Not that it’s enough. Alongside the physical abuse comes the psychological torture. How best to ‘break’ a child’s spirit? First, keep him locked up, separated from the mother he loves, then send him away entirely. It’s taken only a single chapter for this point to have been reached, and there’s more misery to come. But… that isn’t all there is. David’s handkerchief is soaked through with tears as he leaves his village on a cart—and who should appear but the ever-loving Peggotty? Popping out from behind a hedge carrying ‘paper bags of cakes which she crammed into my pockets, and a purse which she put into my hand,’ she is a vision of something better.
Before this, incarcerated in his room, David had been having even greater visions, brought about by his reading of a well-stocked bookshelf Murdstone seems not to have noticed. Is this second monthly number a kind of mirror-image of the first? The first three chapters present the idyll of David’s early childhood, but laced through with darkness—including that fortnight spent with the Peggotty family, with its strange prefiguring of some terrible future for Emily. Now, it seems as though it’s all darkness. There’s the appalling coach journey, with other passengers so thoughtless of a young boy’s needs he has no sleep at all. There’s a waiter who swindles him not only out of a good proportion of the money in Peggotty’s purse, but his dinner too—then makes such a joke of how much David has eaten he is offered no more food before London….
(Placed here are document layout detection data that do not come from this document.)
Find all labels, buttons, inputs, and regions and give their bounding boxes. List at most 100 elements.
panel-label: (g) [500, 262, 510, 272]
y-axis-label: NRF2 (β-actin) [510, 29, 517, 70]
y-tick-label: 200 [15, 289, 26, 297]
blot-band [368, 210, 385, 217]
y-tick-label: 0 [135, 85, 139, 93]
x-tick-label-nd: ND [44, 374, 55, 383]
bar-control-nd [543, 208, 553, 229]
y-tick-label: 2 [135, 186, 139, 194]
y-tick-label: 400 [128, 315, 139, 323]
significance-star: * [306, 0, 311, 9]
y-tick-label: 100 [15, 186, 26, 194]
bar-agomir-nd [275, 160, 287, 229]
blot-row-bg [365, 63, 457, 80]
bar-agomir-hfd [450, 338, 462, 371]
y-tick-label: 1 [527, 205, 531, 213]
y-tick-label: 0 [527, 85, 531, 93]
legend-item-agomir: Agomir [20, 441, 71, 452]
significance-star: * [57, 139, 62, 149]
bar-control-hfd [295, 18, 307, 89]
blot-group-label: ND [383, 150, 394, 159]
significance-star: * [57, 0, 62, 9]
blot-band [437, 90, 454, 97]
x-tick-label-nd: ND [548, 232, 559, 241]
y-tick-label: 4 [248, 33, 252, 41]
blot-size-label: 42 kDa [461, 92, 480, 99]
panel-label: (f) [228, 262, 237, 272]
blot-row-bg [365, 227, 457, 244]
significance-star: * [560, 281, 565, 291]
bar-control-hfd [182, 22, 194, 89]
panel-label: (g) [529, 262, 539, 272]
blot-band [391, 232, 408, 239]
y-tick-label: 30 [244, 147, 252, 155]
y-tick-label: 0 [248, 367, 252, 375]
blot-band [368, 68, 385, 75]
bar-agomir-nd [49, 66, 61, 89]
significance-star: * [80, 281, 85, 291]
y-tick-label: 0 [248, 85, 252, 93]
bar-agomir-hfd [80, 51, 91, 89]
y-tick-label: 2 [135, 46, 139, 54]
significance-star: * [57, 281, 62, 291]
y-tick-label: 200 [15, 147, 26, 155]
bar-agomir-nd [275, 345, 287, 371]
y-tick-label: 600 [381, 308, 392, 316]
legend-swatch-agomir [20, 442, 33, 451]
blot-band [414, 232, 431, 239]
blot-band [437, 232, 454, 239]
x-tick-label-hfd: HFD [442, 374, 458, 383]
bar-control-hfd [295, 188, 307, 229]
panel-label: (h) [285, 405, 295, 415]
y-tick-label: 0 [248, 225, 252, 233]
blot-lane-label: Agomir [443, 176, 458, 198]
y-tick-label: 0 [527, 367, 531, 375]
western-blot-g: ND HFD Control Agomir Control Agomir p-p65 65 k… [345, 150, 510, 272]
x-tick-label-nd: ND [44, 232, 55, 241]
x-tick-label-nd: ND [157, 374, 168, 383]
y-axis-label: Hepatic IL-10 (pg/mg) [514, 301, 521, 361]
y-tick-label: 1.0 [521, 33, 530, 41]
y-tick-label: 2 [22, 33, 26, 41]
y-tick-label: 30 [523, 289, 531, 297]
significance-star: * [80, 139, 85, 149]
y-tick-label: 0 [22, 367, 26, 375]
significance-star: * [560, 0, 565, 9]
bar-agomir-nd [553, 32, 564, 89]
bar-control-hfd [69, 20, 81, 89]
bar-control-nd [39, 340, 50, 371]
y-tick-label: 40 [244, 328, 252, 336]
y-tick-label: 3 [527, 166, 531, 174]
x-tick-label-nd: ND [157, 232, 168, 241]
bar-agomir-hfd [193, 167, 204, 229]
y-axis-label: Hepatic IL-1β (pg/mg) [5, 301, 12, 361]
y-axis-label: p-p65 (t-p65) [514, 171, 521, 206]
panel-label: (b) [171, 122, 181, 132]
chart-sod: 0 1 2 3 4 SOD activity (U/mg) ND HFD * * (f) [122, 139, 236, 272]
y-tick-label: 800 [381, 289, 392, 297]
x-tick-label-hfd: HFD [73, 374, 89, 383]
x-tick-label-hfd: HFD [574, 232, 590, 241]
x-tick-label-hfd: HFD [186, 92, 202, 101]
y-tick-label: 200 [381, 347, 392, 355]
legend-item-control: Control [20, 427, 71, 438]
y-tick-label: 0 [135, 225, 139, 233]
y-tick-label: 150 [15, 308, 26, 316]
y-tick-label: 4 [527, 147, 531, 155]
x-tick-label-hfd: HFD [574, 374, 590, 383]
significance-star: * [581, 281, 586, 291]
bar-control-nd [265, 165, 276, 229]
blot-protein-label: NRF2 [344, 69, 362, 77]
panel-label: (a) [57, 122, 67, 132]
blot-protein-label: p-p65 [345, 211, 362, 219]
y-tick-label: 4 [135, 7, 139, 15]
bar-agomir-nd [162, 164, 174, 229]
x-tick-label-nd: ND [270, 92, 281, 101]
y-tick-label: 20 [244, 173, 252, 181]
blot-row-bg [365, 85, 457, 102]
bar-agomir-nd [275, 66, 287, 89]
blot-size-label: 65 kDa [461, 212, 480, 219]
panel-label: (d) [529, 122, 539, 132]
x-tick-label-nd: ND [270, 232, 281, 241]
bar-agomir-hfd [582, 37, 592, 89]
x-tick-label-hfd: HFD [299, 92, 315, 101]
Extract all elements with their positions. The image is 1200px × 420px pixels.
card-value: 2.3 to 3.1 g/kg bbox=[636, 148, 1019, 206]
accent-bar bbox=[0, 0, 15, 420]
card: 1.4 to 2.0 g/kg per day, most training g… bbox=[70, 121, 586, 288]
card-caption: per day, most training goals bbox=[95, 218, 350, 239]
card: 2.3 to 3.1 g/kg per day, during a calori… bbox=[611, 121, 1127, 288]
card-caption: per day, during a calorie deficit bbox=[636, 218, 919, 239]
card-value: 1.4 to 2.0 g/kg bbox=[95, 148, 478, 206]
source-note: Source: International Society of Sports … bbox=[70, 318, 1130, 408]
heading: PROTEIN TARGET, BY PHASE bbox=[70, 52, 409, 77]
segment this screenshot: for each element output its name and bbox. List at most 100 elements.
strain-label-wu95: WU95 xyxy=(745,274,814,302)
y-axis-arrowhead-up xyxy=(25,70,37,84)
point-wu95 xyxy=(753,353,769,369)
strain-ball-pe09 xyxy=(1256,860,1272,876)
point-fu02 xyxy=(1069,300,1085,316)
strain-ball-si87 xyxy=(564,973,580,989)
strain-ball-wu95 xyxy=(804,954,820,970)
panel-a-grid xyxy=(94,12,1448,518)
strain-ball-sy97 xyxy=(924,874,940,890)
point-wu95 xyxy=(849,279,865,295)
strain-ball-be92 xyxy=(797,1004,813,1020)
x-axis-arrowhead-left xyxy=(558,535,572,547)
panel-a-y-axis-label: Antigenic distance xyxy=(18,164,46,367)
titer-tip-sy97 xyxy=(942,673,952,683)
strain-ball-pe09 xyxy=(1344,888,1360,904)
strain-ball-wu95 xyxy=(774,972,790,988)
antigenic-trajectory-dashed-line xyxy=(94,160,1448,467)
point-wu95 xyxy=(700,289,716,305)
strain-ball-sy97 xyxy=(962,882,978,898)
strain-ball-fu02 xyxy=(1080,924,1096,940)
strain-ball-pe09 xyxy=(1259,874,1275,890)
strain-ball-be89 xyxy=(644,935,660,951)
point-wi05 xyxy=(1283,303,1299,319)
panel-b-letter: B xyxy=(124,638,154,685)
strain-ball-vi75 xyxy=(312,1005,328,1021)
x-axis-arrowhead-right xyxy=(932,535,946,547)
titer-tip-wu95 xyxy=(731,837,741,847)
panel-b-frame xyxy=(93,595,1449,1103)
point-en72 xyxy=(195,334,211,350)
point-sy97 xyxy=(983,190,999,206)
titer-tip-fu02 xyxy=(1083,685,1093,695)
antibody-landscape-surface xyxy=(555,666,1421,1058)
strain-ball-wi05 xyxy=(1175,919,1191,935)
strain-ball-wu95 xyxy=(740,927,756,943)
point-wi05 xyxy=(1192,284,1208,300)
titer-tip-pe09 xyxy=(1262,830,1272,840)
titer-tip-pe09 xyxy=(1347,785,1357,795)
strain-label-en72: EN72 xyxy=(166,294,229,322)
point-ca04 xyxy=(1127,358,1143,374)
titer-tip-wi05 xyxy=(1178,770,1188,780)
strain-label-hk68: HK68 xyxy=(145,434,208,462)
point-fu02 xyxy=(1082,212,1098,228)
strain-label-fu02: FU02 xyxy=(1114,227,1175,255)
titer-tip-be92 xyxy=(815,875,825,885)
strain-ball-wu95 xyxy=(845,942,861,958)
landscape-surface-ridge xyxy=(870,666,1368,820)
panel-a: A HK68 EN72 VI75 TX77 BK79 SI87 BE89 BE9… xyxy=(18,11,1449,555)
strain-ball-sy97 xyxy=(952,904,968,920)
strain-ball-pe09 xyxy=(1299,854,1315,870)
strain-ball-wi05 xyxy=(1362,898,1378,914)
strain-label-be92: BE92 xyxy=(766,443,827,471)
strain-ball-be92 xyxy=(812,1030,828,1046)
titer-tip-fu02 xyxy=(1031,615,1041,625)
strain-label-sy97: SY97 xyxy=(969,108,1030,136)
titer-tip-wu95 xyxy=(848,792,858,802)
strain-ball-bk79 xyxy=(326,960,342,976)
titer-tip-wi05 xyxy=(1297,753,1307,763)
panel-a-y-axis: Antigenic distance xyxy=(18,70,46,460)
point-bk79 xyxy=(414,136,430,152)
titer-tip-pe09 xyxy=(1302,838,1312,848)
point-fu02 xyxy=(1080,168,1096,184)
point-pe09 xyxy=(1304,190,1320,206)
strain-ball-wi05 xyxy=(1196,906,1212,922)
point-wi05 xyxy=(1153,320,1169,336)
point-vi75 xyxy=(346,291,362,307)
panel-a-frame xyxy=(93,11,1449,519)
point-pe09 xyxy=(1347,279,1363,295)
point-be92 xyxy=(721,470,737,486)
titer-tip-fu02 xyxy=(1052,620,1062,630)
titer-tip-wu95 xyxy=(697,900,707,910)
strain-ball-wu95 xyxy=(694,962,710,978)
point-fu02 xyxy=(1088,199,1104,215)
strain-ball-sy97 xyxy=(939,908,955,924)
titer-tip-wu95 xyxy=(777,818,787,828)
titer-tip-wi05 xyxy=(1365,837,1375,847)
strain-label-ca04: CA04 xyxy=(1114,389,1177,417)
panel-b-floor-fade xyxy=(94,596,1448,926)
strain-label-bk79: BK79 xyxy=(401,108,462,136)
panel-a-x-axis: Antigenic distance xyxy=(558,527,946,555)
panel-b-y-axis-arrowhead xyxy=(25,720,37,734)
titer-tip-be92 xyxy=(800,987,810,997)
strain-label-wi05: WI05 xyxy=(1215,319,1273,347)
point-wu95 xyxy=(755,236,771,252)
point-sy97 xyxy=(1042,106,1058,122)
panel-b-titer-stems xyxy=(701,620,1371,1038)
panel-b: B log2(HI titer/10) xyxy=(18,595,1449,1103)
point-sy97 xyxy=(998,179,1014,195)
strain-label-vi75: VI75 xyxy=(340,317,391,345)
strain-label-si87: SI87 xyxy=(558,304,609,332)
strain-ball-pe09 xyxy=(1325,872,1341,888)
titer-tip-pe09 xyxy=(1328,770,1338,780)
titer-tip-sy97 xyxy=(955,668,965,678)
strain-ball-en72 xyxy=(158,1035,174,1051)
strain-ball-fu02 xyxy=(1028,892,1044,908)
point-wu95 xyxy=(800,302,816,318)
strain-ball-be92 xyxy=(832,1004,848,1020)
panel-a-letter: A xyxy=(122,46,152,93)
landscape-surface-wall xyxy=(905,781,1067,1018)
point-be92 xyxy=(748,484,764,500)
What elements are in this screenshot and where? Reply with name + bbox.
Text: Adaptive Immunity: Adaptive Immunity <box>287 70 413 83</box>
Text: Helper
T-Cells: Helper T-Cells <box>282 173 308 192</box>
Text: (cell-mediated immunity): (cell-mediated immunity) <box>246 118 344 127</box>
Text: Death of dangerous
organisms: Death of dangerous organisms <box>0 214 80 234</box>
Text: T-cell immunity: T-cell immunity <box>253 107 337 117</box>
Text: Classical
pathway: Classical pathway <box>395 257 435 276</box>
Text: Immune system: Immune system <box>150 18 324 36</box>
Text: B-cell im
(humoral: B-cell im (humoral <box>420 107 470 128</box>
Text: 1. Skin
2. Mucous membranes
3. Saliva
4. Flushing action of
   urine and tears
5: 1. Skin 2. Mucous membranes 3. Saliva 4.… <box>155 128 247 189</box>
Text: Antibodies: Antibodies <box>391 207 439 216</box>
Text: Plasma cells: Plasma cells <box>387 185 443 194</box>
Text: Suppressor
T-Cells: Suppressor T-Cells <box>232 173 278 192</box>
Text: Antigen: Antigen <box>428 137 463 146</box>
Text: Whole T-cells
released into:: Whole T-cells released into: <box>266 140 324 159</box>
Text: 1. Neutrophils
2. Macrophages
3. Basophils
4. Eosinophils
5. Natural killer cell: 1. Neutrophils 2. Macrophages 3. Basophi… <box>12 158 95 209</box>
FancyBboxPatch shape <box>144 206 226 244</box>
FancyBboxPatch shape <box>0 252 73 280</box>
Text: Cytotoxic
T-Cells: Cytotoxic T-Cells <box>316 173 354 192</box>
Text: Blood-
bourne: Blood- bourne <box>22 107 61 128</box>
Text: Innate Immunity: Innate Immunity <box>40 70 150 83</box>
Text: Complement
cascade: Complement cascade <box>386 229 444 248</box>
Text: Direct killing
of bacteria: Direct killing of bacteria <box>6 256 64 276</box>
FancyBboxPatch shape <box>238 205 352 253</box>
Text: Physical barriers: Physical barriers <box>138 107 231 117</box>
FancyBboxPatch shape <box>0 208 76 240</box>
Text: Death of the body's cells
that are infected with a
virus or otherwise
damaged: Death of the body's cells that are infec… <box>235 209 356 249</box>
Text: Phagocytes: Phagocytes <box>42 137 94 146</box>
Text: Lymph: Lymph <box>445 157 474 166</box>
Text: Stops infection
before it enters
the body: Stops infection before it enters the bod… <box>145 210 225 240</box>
Is it knockabout fun? Or the adult David remembering the point of view of a child brought low by misery? Whatever, there is some light too. Poor Mr Mell treats him with kindness, and we get that happy vision of the way he plays his tuneless flute to the appreciative old woman he looks after. There’s Creakle, yes, and the humiliating sign for his back—Murdstone making sure his doleful influence is felt even at this distance—and then of course, there’s Steerforth. Within a day of meeting him, David has no money left at all… but it isn’t all bad news, is it? Steerforth is offering David a proper welcome, isn’t he? And hadn’t Steerforth sympathised with him over the ‘He bites’ sign? Wasn’t it, according to him, ‘a jolly shame?’ It was, ‘for which I became bound to him ever afterwards.’ It’s going to be complicated with Steerforth.
Questions for discussion
- Does Dickens genuinely appear to be engaging with the nature of memory in these early chapters? And do his references to memory go further, serving to establish the reality of the remembered world he describes?
- The cruelty in these chapters is sometimes extreme, especially in Chapter 4. Is the relentlessness of it overdone, or is Dickens justified in describing something that is all too real?
- There are five female characters in these chapters, of greater or lesser importance. To what extent is Dickens simply presenting a child’s-eye-view of them in these chapters? To what extent does a more adult, authorial influence make itself felt in his presentation of them?